Steven Mattingley had also discovered a child’s shoe hidden in one of the roosting holes when the walls were plastered to convert the building into a dwelling. The shoe was in very good condition for its age and the sole still bore the mud with pieces of straw embedded, exactly as it was when the child came into the house, wearing it for the last time.

Our search for answers led us a little further afield this time – to Julia Swann at the Boot & Shoe Department-, Guildhall Museum, Northampton. The shoe, she told us, was a boy’s shoe made sometime about 1750. For the period it was a very good quality article and very well preserved. In the style of the period shoes were made to be worn on either foot, so that by swapping the shoes around they would last longer. Miss Swann also pointed out a piece of stiff leather stitched around the heel, suggesting that the little boy who wore it did not unfasten his shoes before putting them on and that the leather had been stitched on to prevent him breaking the heels down. The shoe was fastened by two tongues of leather passing across the instep and through a buckle which was not attached to the shoe in any way. The act of holding the two leather tongues firmly together kept the shoe in place.

Concealing a shoe or indeed any other personal article within the walls of a house was a common practice about this period. Almost every old dwelling has or has had some article buried within its walls. There are many reasons for this practice. It could be a good luck symbol; it was thought to identify the occupant with the dwelling and sometimes when the article was buried in the bedroom wall it was thought to ensure the arrival of many children. I suppose it is logical therefore to assume that this building was built in the 17th century and that about 100 years later the owner converted it to a cottage for one of his workers, a use which has continued ever since.

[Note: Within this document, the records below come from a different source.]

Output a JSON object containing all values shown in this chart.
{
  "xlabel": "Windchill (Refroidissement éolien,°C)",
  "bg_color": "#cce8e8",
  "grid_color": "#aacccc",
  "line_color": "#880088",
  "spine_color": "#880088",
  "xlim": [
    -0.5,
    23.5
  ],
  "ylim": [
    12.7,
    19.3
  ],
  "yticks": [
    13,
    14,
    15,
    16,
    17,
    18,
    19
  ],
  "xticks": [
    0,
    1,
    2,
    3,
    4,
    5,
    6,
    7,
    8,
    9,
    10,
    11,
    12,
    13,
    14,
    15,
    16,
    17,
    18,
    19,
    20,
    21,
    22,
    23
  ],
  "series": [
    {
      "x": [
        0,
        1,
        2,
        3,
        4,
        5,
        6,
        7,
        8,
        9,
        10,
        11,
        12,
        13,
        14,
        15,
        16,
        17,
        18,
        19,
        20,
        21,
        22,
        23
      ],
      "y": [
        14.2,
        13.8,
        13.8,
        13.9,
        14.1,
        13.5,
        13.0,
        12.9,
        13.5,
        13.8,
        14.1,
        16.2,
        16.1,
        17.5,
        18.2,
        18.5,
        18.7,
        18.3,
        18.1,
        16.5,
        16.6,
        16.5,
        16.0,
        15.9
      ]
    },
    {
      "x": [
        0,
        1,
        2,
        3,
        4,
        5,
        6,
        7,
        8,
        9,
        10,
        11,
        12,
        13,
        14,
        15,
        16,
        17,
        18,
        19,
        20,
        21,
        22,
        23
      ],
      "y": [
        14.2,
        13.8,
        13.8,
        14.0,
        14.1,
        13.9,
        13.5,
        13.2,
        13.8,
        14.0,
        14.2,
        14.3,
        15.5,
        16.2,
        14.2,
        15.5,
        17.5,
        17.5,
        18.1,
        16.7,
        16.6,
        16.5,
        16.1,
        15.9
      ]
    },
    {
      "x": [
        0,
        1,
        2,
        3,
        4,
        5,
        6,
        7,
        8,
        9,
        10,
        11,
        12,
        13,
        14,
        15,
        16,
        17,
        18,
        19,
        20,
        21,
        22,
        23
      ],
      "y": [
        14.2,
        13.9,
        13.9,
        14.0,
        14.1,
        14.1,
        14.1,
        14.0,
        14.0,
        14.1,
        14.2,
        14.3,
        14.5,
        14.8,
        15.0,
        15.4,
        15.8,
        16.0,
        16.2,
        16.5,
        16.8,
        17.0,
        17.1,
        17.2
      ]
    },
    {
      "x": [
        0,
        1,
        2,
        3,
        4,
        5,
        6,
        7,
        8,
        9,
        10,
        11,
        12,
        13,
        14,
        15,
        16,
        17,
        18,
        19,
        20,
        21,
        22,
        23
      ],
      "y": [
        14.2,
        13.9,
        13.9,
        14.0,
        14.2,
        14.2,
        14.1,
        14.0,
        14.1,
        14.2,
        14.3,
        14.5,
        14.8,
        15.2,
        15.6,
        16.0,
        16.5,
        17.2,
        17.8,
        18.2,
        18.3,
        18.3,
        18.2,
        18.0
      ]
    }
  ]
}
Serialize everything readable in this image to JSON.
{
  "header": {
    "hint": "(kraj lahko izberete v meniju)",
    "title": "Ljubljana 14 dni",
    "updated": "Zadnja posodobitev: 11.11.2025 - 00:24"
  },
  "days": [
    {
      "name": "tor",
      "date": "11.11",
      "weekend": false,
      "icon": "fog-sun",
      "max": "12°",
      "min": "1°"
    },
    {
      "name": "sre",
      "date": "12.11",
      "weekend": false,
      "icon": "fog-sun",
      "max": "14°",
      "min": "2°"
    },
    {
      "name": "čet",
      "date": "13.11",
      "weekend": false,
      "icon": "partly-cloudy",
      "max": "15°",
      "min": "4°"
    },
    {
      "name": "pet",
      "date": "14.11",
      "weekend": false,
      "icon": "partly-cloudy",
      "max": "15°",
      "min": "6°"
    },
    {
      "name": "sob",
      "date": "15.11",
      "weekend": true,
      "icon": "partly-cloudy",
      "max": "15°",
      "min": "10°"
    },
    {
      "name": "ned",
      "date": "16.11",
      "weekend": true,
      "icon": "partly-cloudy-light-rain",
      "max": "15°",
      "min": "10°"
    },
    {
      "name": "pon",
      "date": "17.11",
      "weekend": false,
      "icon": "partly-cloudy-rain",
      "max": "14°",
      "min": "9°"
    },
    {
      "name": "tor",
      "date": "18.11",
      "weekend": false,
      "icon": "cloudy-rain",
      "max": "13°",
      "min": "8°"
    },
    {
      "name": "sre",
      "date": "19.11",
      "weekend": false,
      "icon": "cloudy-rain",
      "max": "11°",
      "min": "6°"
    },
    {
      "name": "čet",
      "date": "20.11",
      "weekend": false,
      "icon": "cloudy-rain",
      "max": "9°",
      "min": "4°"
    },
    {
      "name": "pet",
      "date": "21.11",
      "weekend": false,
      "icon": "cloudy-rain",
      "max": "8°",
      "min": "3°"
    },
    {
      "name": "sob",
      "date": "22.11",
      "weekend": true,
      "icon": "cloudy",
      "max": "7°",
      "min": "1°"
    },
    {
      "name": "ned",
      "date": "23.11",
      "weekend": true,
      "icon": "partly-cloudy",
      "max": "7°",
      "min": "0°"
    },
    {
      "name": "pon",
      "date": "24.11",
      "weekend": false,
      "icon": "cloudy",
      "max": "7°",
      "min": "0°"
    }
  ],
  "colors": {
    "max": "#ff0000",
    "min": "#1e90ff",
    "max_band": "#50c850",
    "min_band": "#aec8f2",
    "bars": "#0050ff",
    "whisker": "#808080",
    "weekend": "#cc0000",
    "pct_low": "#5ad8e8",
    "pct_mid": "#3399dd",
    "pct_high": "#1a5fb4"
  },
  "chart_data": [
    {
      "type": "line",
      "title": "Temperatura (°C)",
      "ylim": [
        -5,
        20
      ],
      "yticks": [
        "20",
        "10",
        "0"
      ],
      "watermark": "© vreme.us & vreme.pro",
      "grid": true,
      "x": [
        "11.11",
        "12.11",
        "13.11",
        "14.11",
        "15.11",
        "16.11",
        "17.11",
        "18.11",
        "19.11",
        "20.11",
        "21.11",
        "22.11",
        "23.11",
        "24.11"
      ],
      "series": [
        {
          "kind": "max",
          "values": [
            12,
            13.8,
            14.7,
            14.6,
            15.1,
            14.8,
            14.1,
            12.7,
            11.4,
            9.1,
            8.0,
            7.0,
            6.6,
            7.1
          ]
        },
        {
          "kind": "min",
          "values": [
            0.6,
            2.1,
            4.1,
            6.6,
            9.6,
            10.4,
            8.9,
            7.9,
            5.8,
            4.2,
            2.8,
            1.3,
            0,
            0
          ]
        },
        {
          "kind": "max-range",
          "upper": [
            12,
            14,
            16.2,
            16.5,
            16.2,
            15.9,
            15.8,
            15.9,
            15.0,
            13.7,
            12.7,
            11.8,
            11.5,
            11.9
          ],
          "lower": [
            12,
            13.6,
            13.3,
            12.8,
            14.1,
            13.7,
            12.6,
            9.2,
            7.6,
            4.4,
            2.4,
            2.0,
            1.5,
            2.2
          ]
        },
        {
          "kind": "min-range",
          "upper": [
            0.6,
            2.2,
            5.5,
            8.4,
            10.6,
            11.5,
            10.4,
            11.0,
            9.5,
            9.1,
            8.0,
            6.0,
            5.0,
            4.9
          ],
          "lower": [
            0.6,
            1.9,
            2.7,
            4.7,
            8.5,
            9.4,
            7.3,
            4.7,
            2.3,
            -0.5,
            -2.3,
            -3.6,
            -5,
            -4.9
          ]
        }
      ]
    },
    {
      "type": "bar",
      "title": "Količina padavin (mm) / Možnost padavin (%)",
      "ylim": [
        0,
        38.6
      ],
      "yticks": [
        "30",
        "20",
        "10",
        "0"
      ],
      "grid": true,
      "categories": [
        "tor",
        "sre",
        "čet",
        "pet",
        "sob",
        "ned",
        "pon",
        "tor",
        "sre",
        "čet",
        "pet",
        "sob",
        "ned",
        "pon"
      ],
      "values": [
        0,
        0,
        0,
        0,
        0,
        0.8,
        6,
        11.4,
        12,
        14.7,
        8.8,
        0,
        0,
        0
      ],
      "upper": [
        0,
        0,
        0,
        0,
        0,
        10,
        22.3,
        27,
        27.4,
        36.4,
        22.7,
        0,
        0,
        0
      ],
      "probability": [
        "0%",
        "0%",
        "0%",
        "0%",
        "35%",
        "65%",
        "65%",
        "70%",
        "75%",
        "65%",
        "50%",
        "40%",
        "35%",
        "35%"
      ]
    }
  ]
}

A point of interest does arise, however. A dovecote was the right of the farmer and no one else. His pigeons were for his benefit and could not be touched even when they ate his neighbour’s crops. Was this range of buildings part of an old farmstead? We know that the old dovecote at the end of the Terrace in Milton was part of Hawkes farmstead and we have records of twenty-one of these old farms or homesteads within the old village. There are more than likely many more to be discovered.